When money comes the way of fairly “smaller” clubs, it is an opportunity that will be grabbed and you cannot blame them for doing so. We look at Chelsea (pre-Abramovich they had only won the league once in 98 years) and how they’ve grown into a major European force with fans from all corners of the globe with the team challenging for all major honors on the pitch thanks to the billions of Mr. Abramovich. The business plan worked. As we’ve seen particularly in the English Premier League, Millionaires or Billionaires (depending on the club’s luck) from foreign countries are purchasing all sorts of football clubs, regardless of their commercial attraction or their current status, in order to turn them into more competitive teams on the pitch as well as off it. It becomes a project. Sometimes this foreign ownership pays off and sometimes it doesn’t.
On some level, I believe it’s only fair for the “smaller” clubs to be given the chance to have money invested in them so they can compete fairly with the “bigger” clubs in the various European leagues. But there exists a real danger when “smaller” clubs are dealing with big investors. Bearing in mind that those clubs do not have the historical background or the following that other major clubs do have, there is always a potential risk that the owners could let the whole “project” drop if it begins floundering. They might decide it is not worth the trouble and that it is no longer a commercially attractive proposition if results don’t come their way as soon as possible. New owners would be difficult to find in such a scenario. The case of Porstmouth FC in 2009 comes to mind; the club was debt-ridden and taken over by Ali Al Faraj, a Saudi business man, and within a short period of time due to his financial meddling of the club and his suspicious business ways, the club was put into administration (for a definition of what this means – click here).
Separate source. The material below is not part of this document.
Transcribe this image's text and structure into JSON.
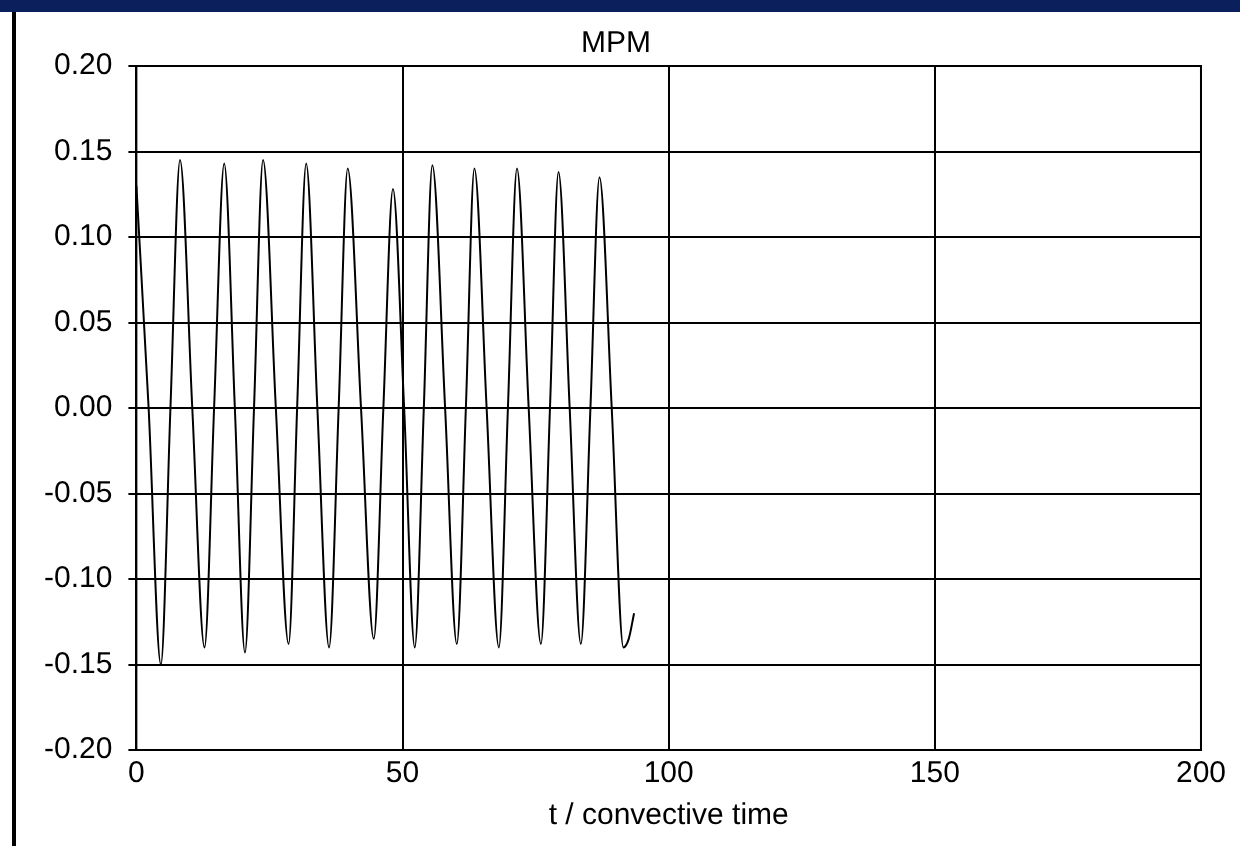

This eventually led to Portsmouth getting points deducted from their total tally and getting relegated from the Premier League that very same year.
In my opinion the principle problem with foreign owners is the fact that these men simply do not understand the game. They’ve never played it, followed it or loved it. For them, it is just another business which they intend on benefiting from. It is an investment therefore it is supposed to gather in some profit within a certain time frame. Why else would they invest? They have no ties to any of the clubs. They do not realize that there are only 11 men on the pitch and that the Manager of those 11 men is the key element to making it work. They believe it’s a simple case of “more money pumped into the club, more money made from the club”; but Football isn’t like any other business. It’s much more delicate and much more competitive. Stability, time, patience, support and adequate investments in the right places are required to breed success. Immediate success is very difficult to achieve in Football. It’s a team game and to build a team, especially a successful one, time is needed.
With the current trend of Billionaires owning football clubs, I believe that unless the Football governing bodies agree on putting a cap on the amounts spent by clubs on players and salaries (which seems unlikely), then it is only fair for the “small” clubs to become a part of this ownership battleground that has been taking over Football. I don't agree with the way the game is going, but that's how it has become. If a club wants to compete at the highest level it has to have the finances to do so, because being good on the pitch is no longer enough. Getafe C.F, luckily enough, have got no debts under their belt and this could be their one chance to mix it up with the big boys on the field as long as the owners invest properly and I hope they do. They now join Racing Santander and FC Malaga in becoming the Spanish clubs that are owned by Arab Billionaires. The only difference in this case, and this is the saddest part, is that The Royal Emirates Group have requested one thing – that the words “Team Dubai” are engraved on the club’s crest, and it has been approved.